Complaints.
The Data Protection Commission has announced it is opening statutory inquiries into the activities of both Google and Tinder for possible failures to adhere to data protection laws.
Complaints have been received by the Commission in respect of both companies from other European states.
Consumer Organisations across the EU have complained to the Commission in relation to Google’s processing of location data. The issues raised relate to the legality of Google’s processing of location data and the transparency surrounding that processing.

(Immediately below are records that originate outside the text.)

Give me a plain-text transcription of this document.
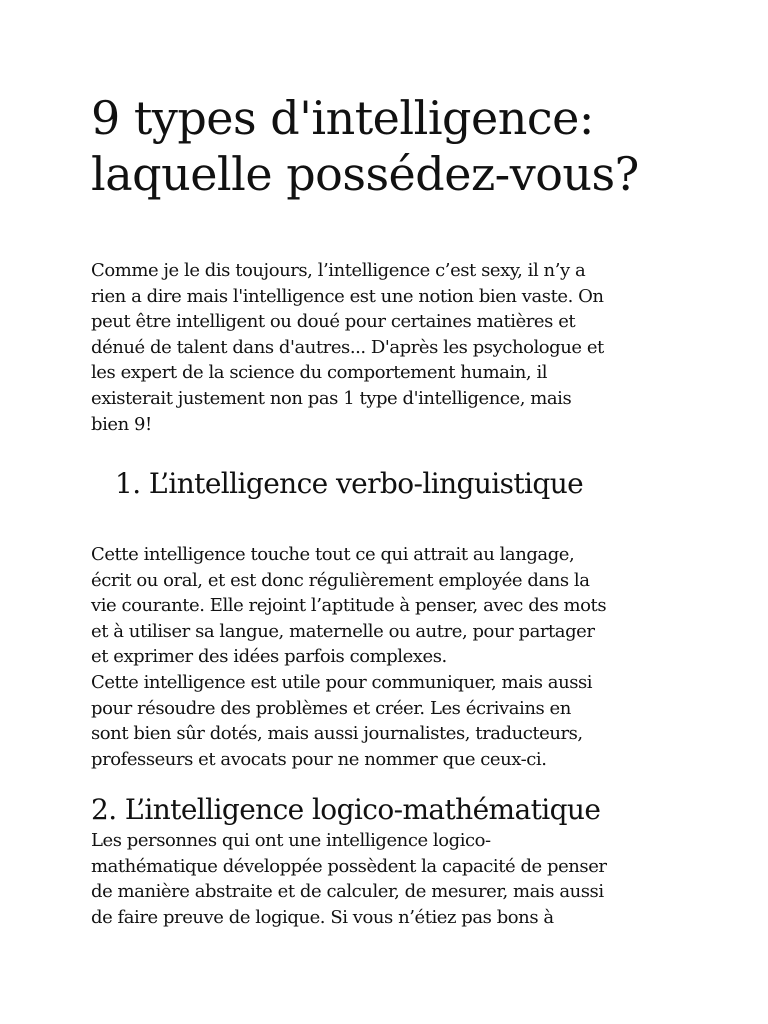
9 types d'intelligence:
laquelle possédez-vous?

Comme je le dis toujours, l’intelligence c’est sexy, il n’y a
rien a dire mais l'intelligence est une notion bien vaste. On
peut être intelligent ou doué pour certaines matières et
dénué de talent dans d'autres... D'après les psychologue et
les expert de la science du comportement humain, il
existerait justement non pas 1 type d'intelligence, mais
bien 9!

1. L’intelligence verbo-linguistique

Cette intelligence touche tout ce qui attrait au langage,
écrit ou oral, et est donc régulièrement employée dans la
vie courante. Elle rejoint l’aptitude à penser, avec des mots
et à utiliser sa langue, maternelle ou autre, pour partager
et exprimer des idées parfois complexes.
Cette intelligence est utile pour communiquer, mais aussi
pour résoudre des problèmes et créer. Les écrivains en
sont bien sûr dotés, mais aussi journalistes, traducteurs,
professeurs et avocats pour ne nommer que ceux-ci.

2. L’intelligence logico-mathématique

Les personnes qui ont une intelligence logico-
mathématique développée possèdent la capacité de penser
de manière abstraite et de calculer, de mesurer, mais aussi
de faire preuve de logique. Si vous n’étiez pas bons à
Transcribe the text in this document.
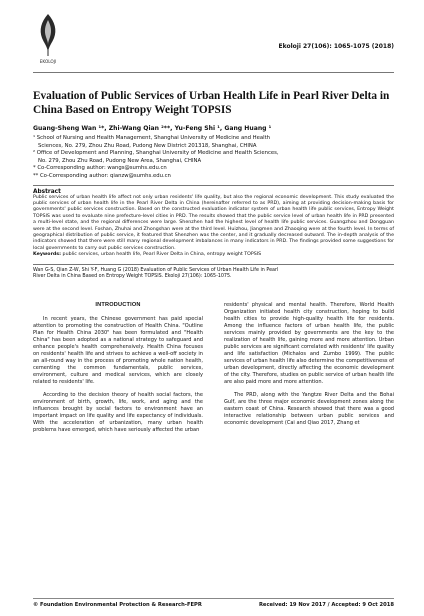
EKOLOJI
Ekoloji 27(106): 1065-1075 (2018)
Evaluation of Public Services of Urban Health Life in Pearl River Delta in China Based on Entropy Weight TOPSIS
Guang-Sheng Wan ¹*, Zhi-Wang Qian ²**, Yu-Feng Shi ¹, Gang Huang ¹

¹ School of Nursing and Health Management, Shanghai University of Medicine and Health

Sciences, No. 279, Zhou Zhu Road, Pudong New District 201318, Shanghai, CHINA

² Office of Development and Planning, Shanghai University of Medicine and Health Sciences,

No. 279, Zhou Zhu Road, Pudong New Area, Shanghai, CHINA

* Co-Corresponding author: wangs@sumhs.edu.cn

** Co-Corresponding author: qianzw@sumhs.edu.cn

Abstract

Public services of urban health life affect not only urban residents' life quality, but also the regional economic development. This study evaluated the public services of urban health life in the Pearl River Delta in China (hereinafter referred to as PRD), aiming at providing decision-making basis for governments' public services construction. Based on the constructed evaluation indicator system of urban health life public services, Entropy Weight TOPSIS was used to evaluate nine prefecture-level cities in PRD. The results showed that the public service level of urban health life in PRD presented a multi-level state, and the regional differences were large. Shenzhen had the highest level of health life public services. Guangzhou and Dongguan were at the second level. Foshan, Zhuhai and Zhongshan were at the third level. Huizhou, Jiangmen and Zhaoqing were at the fourth level. In terms of geographical distribution of public service, it featured that Shenzhen was the center, and it gradually decreased outward. The in-depth analysis of the indicators showed that there were still many regional development imbalances in many indicators in PRD. The findings provided some suggestions for local governments to carry out public services construction.

Keywords: public services, urban health life, Pearl River Delta in China, entropy weight TOPSIS

Wan G-S, Qian Z-W, Shi Y-F, Huang G (2018) Evaluation of Public Services of Urban Health Life in Pearl

River Delta in China Based on Entropy Weight TOPSIS. Ekoloji 27(106): 1065-1075.

INTRODUCTION

In recent years, the Chinese government has paid special attention to promoting the construction of Health China. "Outline Plan for Health China 2030" has been formulated and "Health China" has been adopted as a national strategy to safeguard and enhance people's health comprehensively. Health China focuses on residents' health life and strives to achieve a well-off society in an all-round way in the process of promoting whole nation health, cementing the common fundamentals, public services, environment, culture and medical services, which are closely related to residents' life.

According to the decision theory of health social factors, the environment of birth, growth, life, work, and aging and the influences brought by social factors to environment have an important impact on life quality and life expectancy of individuals. With the acceleration of urbanization, many urban health problems have emerged, which have seriously affected the urban

residents' physical and mental health. Therefore, World Health Organization initiated health city construction, hoping to build health cities to provide high-quality health life for residents. Among the influence factors of urban health life, the public services mainly provided by governments are the key to the realization of health life, gaining more and more attention. Urban public services are significant correlated with residents' life quality and life satisfaction (Michalos and Zumbo 1999). The public services of urban health life also determine the competitiveness of urban development, directly affecting the economic development of the city. Therefore, studies on public service of urban health life are also paid more and more attention.

The PRD, along with the Yangtze River Delta and the Bohai Gulf, are the three major economic development zones along the eastern coast of China. Research showed that there was a good interactive relationship between urban public services and economic development (Cai and Qiao 2017, Zhang et

© Foundation Environmental Protection & Research-FEPR	Received: 19 Nov 2017 / Accepted: 9 Oct 2018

The Commission has reported in a press release that a number of concerns have been identified in respect of the Tinder platform, raised by individuals both in Ireland and across the EU. The issues relate to MTCH Technology Services Limited’s ongoing processing of users’ personal data on the Tinder platform, the transparency surrounding the ongoing processing, and the company’s compliance with its obligations with regard to data subject right’s requests.
One-stop shop
The GDPR introduced what is referred to as a ‘one-stop shop’ mechanism. Under article 56, a data controller or processor engaged in cross-border activity within the EU will engage with the supervisory authority in the member state where its main establishment is located, and not necessarily where the data breach occurs. For a company engaged in inter-EU trade, the relevant enforcement body will usually, therefore, be located where its EU headquarters is located.
Because most multi-national technology companies are located in Ireland, it is very likely that these types of investigations will become all the more common for Ireland’s Data Protection Commission.
In respect of the Tinder platform, the investigation will aim to establish whether the company has a legal basis for the ongoing processing of its users’ personal data and whether it meets its obligations as a data controller with regard to transparency and its compliance with data subject right’s requests.
The Google investigation will look at whether Google has a valid legal basis for processing the location data of its users and whether it meets its obligations as a data controller with regard to transparency.